Baca juga: 5 Kursi MRPB Kosong, Sekretariat Tunggu SK dari Kesbangpol‎

Dengan jumlah anggota sebanyak 33 orang, ruang sekretariat dan pokja yang tersedia dinilai terlalu sempit sehingga aktivitas kelembagaan sering berlangsung berdesakan.

“Kondisi kantor sekarang memang tidak representatif. Ruangan pokja sangat kecil dan tidak mencukupi,” ungkapnya.

Ia menambahkan, keterbatasan sarana dan prasarana tersebut menghambat optimalisasi tugas dan fungsi MRPB sebagai representasi kultural Orang Asli Papua di Papua Barat.

Karena itu, Ferdinand berharap Pemerintah Provinsi Papua Barat memberikan perhatian serius terhadap kebutuhan lembaga tersebut.

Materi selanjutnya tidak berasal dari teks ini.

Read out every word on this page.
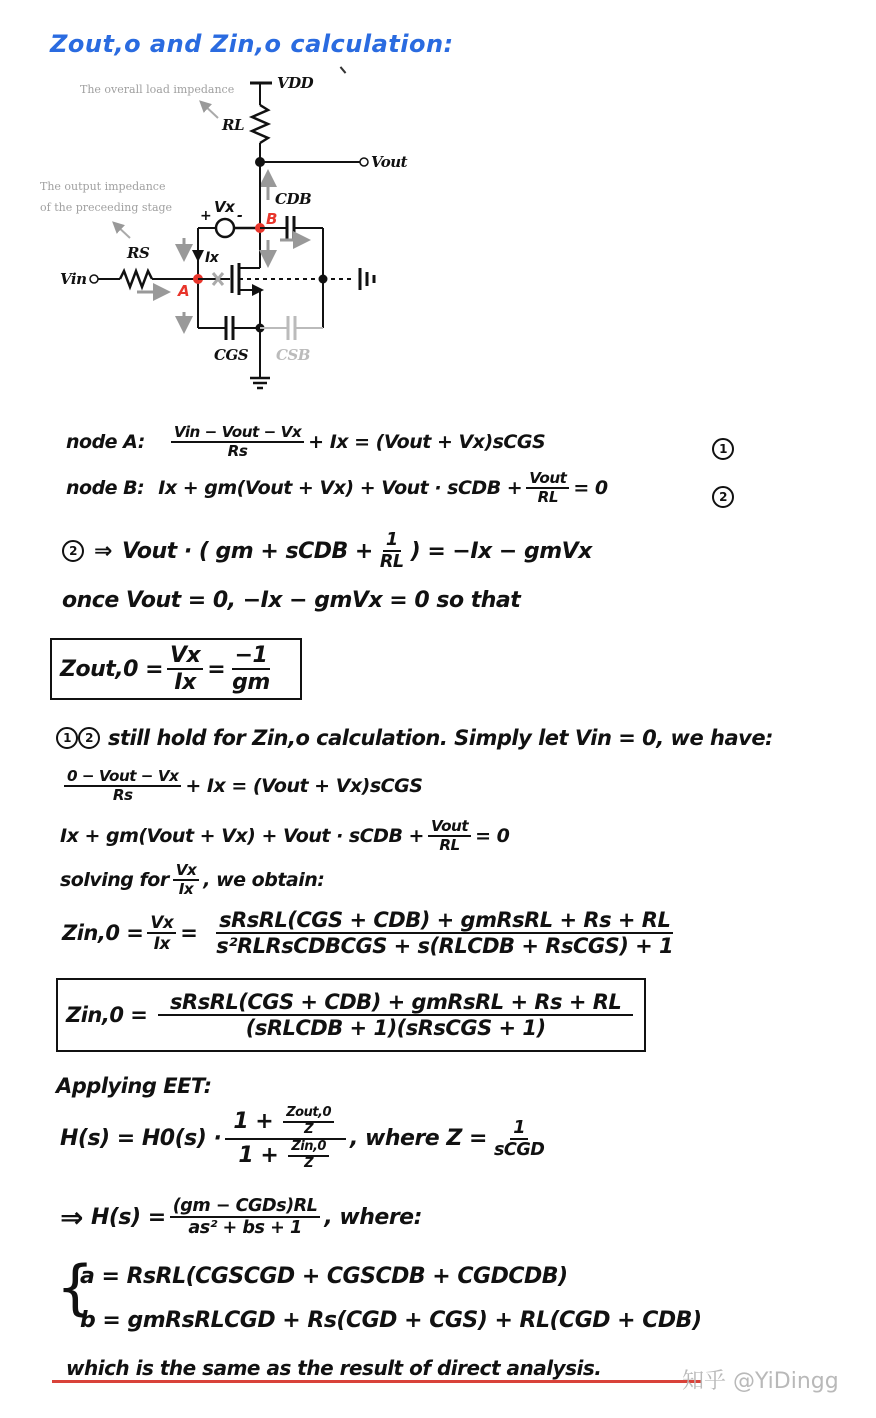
Zout,o and Zin,o calculation:
The overall load impedance
The output impedance
of the preceeding stage
VDD
RL
Vout
CDB
+ Vx - B
Ix
RS
Vin
A
CGS CSB
node A: $\frac{\text{Vin − Vout − Vx}}{Rs} + Ix$ = (Vout + Vx)sCGS	1
node B: Ix + gm(Vout + Vx) + Vout · sCDB + $\frac{\text{Vout}}{RL} = 0$	2
2 ⇒ Vout · ( gm + sCDB + $\frac{1}{RL}$ ) = −Ix − gmVx
once Vout = 0, −Ix − gmVx = 0 so that
Zout,0 = $\frac{Vx}{Ix} = \frac{-1}{gm}$
1	2 still hold for Zin,o calculation. Simply let Vin = 0, we have:
$\frac{\text{0 − Vout − Vx}}{Rs} + Ix$ = (Vout + Vx)sCGS
Ix + gm(Vout + Vx) + Vout · sCDB + $\frac{\text{Vout}}{RL} = 0$
solving for $\frac{Vx}{Ix}$ , we obtain:
$Zin,0 = \frac{Vx}{Ix} = \frac{\text{sRsRL(CGS + CDB) + gmRsRL + Rs + RL}}{\text{s²RLRsCDBCGS + s(RLCDB + RsCGS) + 1}}$
$Zin,0 = \frac{\text{sRsRL(CGS + CDB) + gmRsRL + Rs + RL}}{\text{(sRLCDB + 1)(sRsCGS + 1)}}$
Applying EET:
$H(s) = H0(s) \cdot \frac{1 + \frac{\text{Zout,0}}{Z}}{1 + \frac{\text{Zin,0}}{Z}}$ , where $Z = \frac{1}{\text{sCGD}}$
⇒ $H(s) = \frac{\text{(gm − CGDs)RL}}{\text{as² + bs + 1}}$ , where:
{
a = RsRL(CGSCGD + CGSCDB + CGDCDB)
b = gmRsRLCGD + Rs(CGD + CGS) + RL(CGD + CDB)
which is the same as the result of direct analysis.
知乎 @YiDingg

“Kami berharap pemerintah provinsi segera merealisasikan pembangunan gedung MRP yang baru agar aktivitas kelembagaan dapat berjalan lebih optimal, aman, dan nyaman,” tegasnya.

Menurutnya, keberadaan kantor yang layak tidak hanya menunjang kenyamanan anggota, tetapi juga meningkatkan kualitas pelayanan kepada masyarakat, khususnya dalam menampung dan memperjuangkan aspirasi Orang Asli Papua di Papua Barat.